Mit einer Grabegabel war dies am besten möglich. Da Waid ja ein Tiefwurzler ist, war der durchfeuchtete Boden bestens präpariert. Relativ einfach war es möglich, die Pflanzen samt Wurzel aus dem Beet zu entfernen. Nachdem die Pflanzen während der frostigen Tage des Winters gelitten hatten, begann sich schon der Neuaustrieb zu zeigen. Wenn sie jetzt weiter im Boden verbleiben würden, hätten wir im Mai eine gelbe Blütenpracht auf dem Waidbeet, jedoch im weiteren Verlauf des Jahres nichts zum Färben. Schnell ging die Arbeit voran und die Waidpflanzen landeten auf einem Haufen neben dem Beet. Jetzt konnte man gut sehen, wie tief die Wurzeln in die Erde gewachsen waren.

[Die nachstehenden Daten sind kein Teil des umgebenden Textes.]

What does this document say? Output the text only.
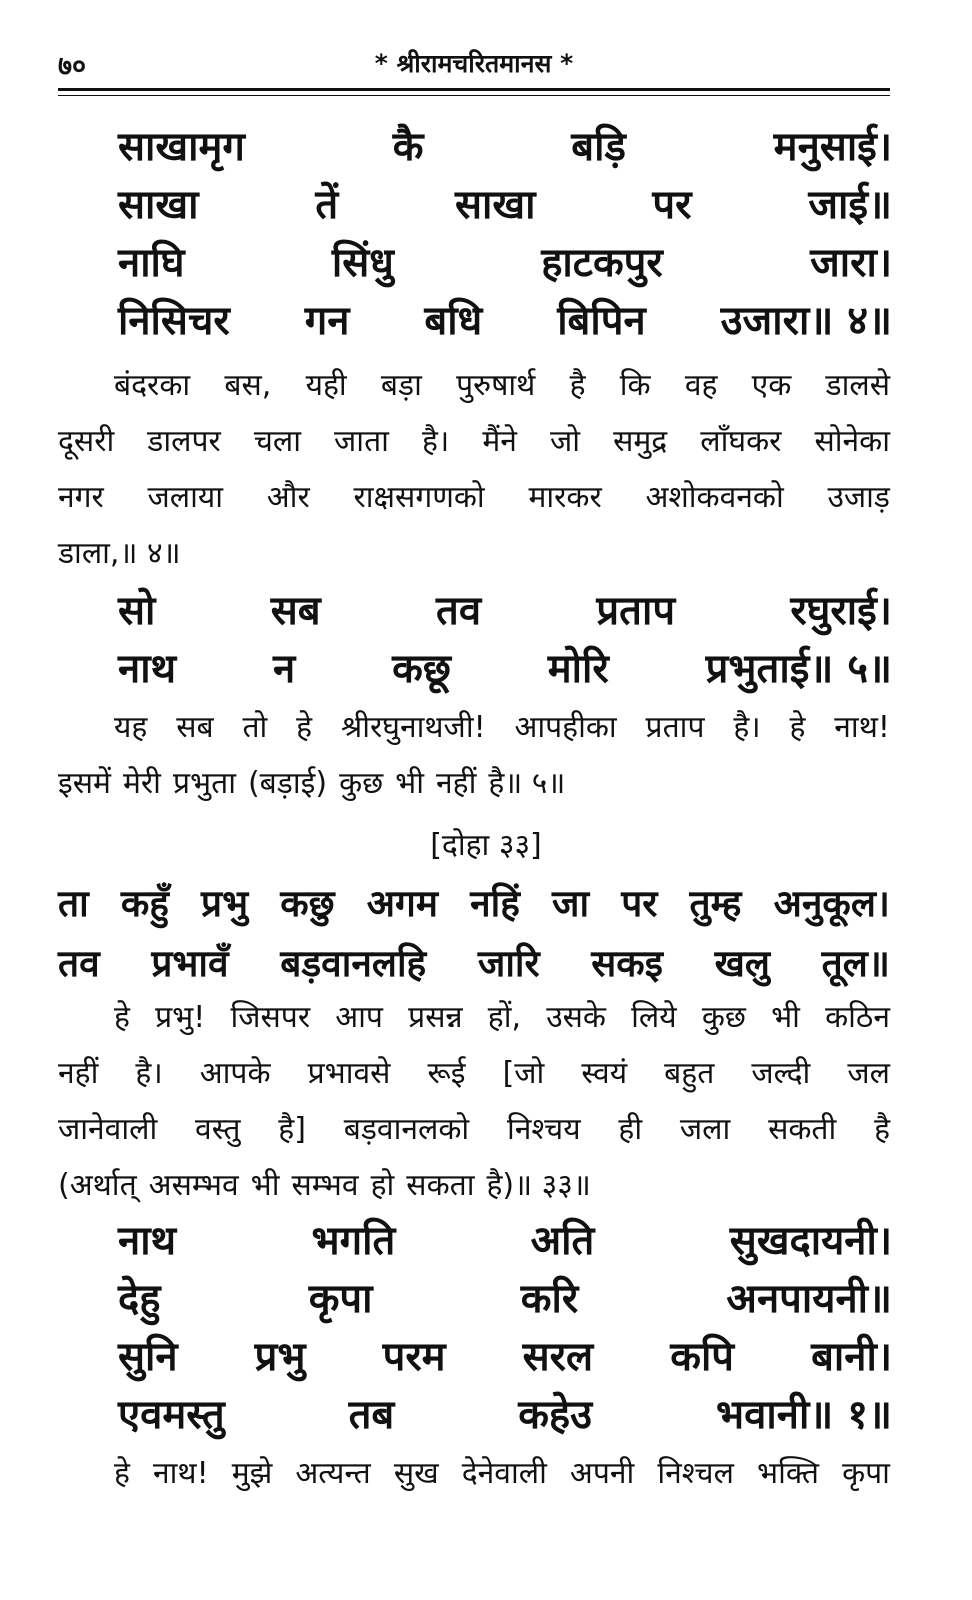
७०	* श्रीरामचरितमानस *
साखामृग	कै	बड़ि	मनुसाई।
साखा	तें	साखा	पर	जाई॥
नाघि	सिंधु	हाटकपुर	जारा।
निसिचर गन बधि बिपिन उजारा॥ ४॥
बंदरका बस, यही बड़ा पुरुषार्थ है कि वह एक डालसे
दूसरी डालपर चला जाता है। मैंने जो समुद्र लाँघकर सोनेका
नगर जलाया और राक्षसगणको मारकर अशोकवनको उजाड़
डाला,॥ ४॥
सो	सब	तव	प्रताप	रघुराई।
नाथ न कछू मोरि प्रभुताई॥ ५॥
यह सब तो हे श्रीरघुनाथजी! आपहीका प्रताप है। हे नाथ!
इसमें मेरी प्रभुता (बड़ाई) कुछ भी नहीं है॥ ५॥
[दोहा ३३]
ता कहुँ प्रभु कछु अगम नहिं जा पर तुम्ह अनुकूल।
तव प्रभावँ बड़वानलहि जारि सकइ खलु तूल॥
हे प्रभु! जिसपर आप प्रसन्न हों, उसके लिये कुछ भी कठिन
नहीं है। आपके प्रभावसे रूई [जो स्वयं बहुत जल्दी जल
जानेवाली वस्तु है] बड़वानलको निश्चय ही जला सकती है
(अर्थात् असम्भव भी सम्भव हो सकता है)॥ ३३॥
नाथ	भगति	अति	सुखदायनी।
देहु	कृपा	करि	अनपायनी॥
सुनि प्रभु परम सरल कपि बानी।
एवमस्तु	तब	कहेउ	भवानी॥ १॥
हे नाथ! मुझे अत्यन्त सुख देनेवाली अपनी निश्चल भक्ति कृपा
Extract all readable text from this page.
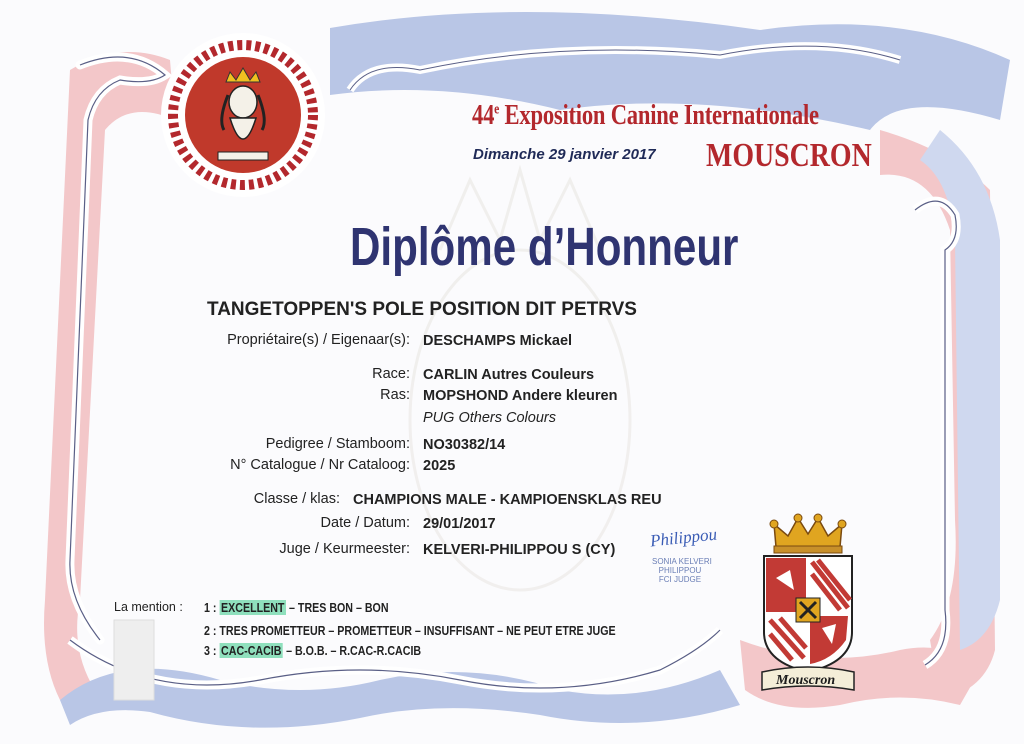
44e Exposition Canine Internationale
Dimanche 29 janvier 2017 MOUSCRON
Diplôme d’Honneur
TANGETOPPEN'S POLE POSITION DIT PETRVS
Propriétaire(s) / Eigenaar(s): DESCHAMPS Mickael
Race: CARLIN Autres Couleurs
Ras: MOPSHOND Andere kleuren
PUG Others Colours
Pedigree / Stamboom: NO30382/14
N° Catalogue / Nr Cataloog: 2025
Classe / klas: CHAMPIONS MALE - KAMPIOENSKLAS REU
Date / Datum: 29/01/2017
Juge / Keurmeester: KELVERI-PHILIPPOU S (CY) Philippou
SONIA KELVERI
PHILIPPOU
FCI JUDGE
La mention : 1 : EXCELLENT – TRES BON – BON
2 : TRES PROMETTEUR – PROMETTEUR – INSUFFISANT – NE PEUT ETRE JUGE
3 : CAC-CACIB – B.O.B. – R.CAC-R.CACIB
Mouscron
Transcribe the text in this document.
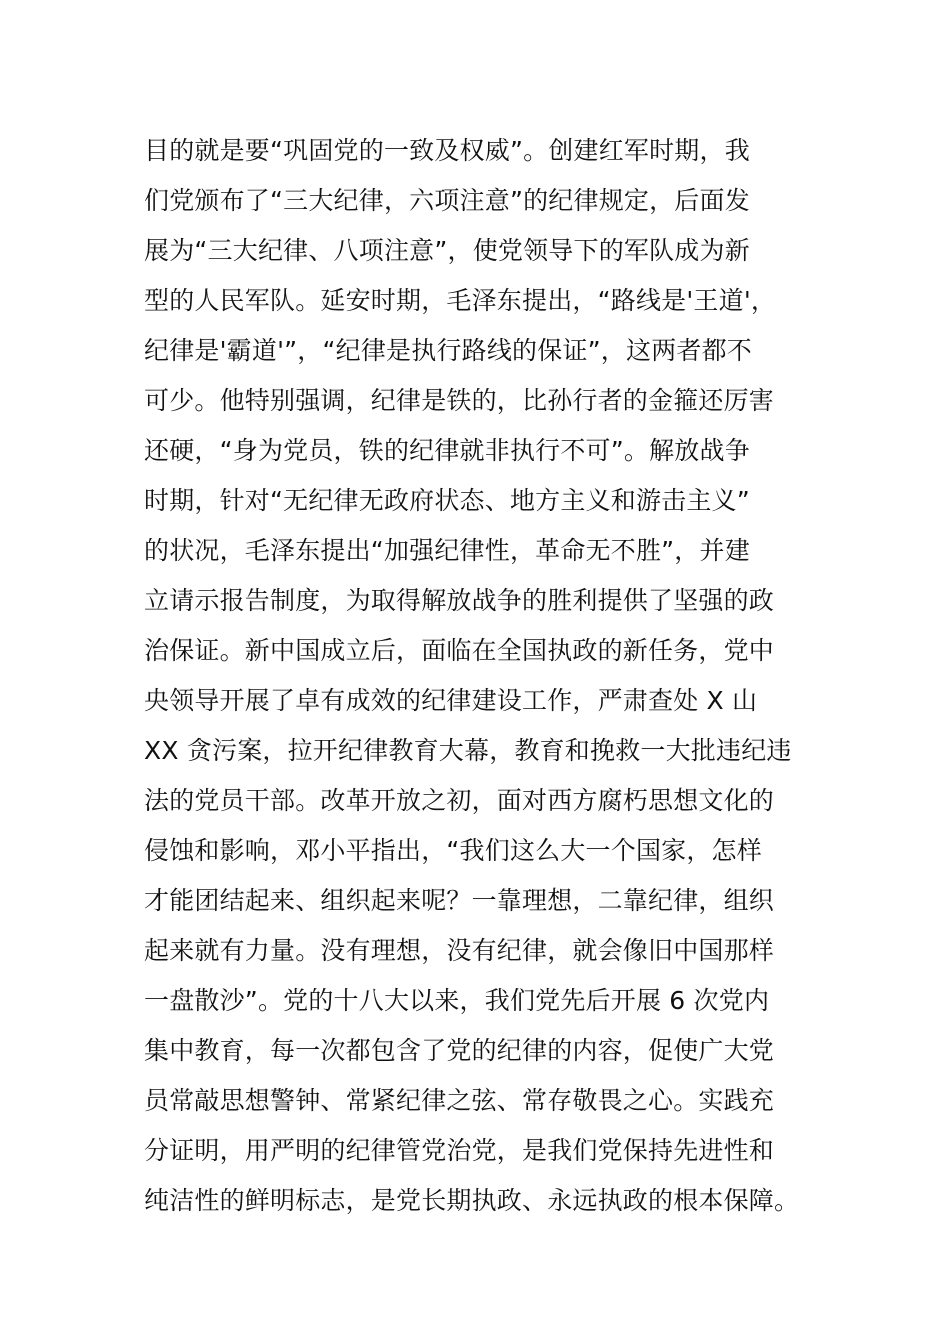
目的就是要“巩固党的一致及权威”。创建红军时期，我
们党颁布了“三大纪律，六项注意”的纪律规定，后面发
展为“三大纪律、八项注意”，使党领导下的军队成为新
型的人民军队。延安时期，毛泽东提出，“路线是'王道'，
纪律是'霸道'”，“纪律是执行路线的保证”，这两者都不
可少。他特别强调，纪律是铁的，比孙行者的金箍还厉害
还硬，“身为党员，铁的纪律就非执行不可”。解放战争
时期，针对“无纪律无政府状态、地方主义和游击主义”
的状况，毛泽东提出“加强纪律性，革命无不胜”，并建
立请示报告制度，为取得解放战争的胜利提供了坚强的政
治保证。新中国成立后，面临在全国执政的新任务，党中
央领导开展了卓有成效的纪律建设工作，严肃查处 X 山
XX 贪污案，拉开纪律教育大幕，教育和挽救一大批违纪违
法的党员干部。改革开放之初，面对西方腐朽思想文化的
侵蚀和影响，邓小平指出，“我们这么大一个国家，怎样
才能团结起来、组织起来呢？一靠理想，二靠纪律，组织
起来就有力量。没有理想，没有纪律，就会像旧中国那样
一盘散沙”。党的十八大以来，我们党先后开展 6 次党内
集中教育，每一次都包含了党的纪律的内容，促使广大党
员常敲思想警钟、常紧纪律之弦、常存敬畏之心。实践充
分证明，用严明的纪律管党治党，是我们党保持先进性和
纯洁性的鲜明标志，是党长期执政、永远执政的根本保障。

Im Anschluss musste der Boden gedüngt werden. In diesem Jahr waren es Pferdemist-Pellets, die zum Einsatz kamen. Danach wurden die Reihen gezogen und die Samenschötchen hinein gesät. Als Abschluss wurden die Riefen mit der Harke etwas abgedeckt und das Ganze Beet dann dem Wetter im Frühjahr überlassen.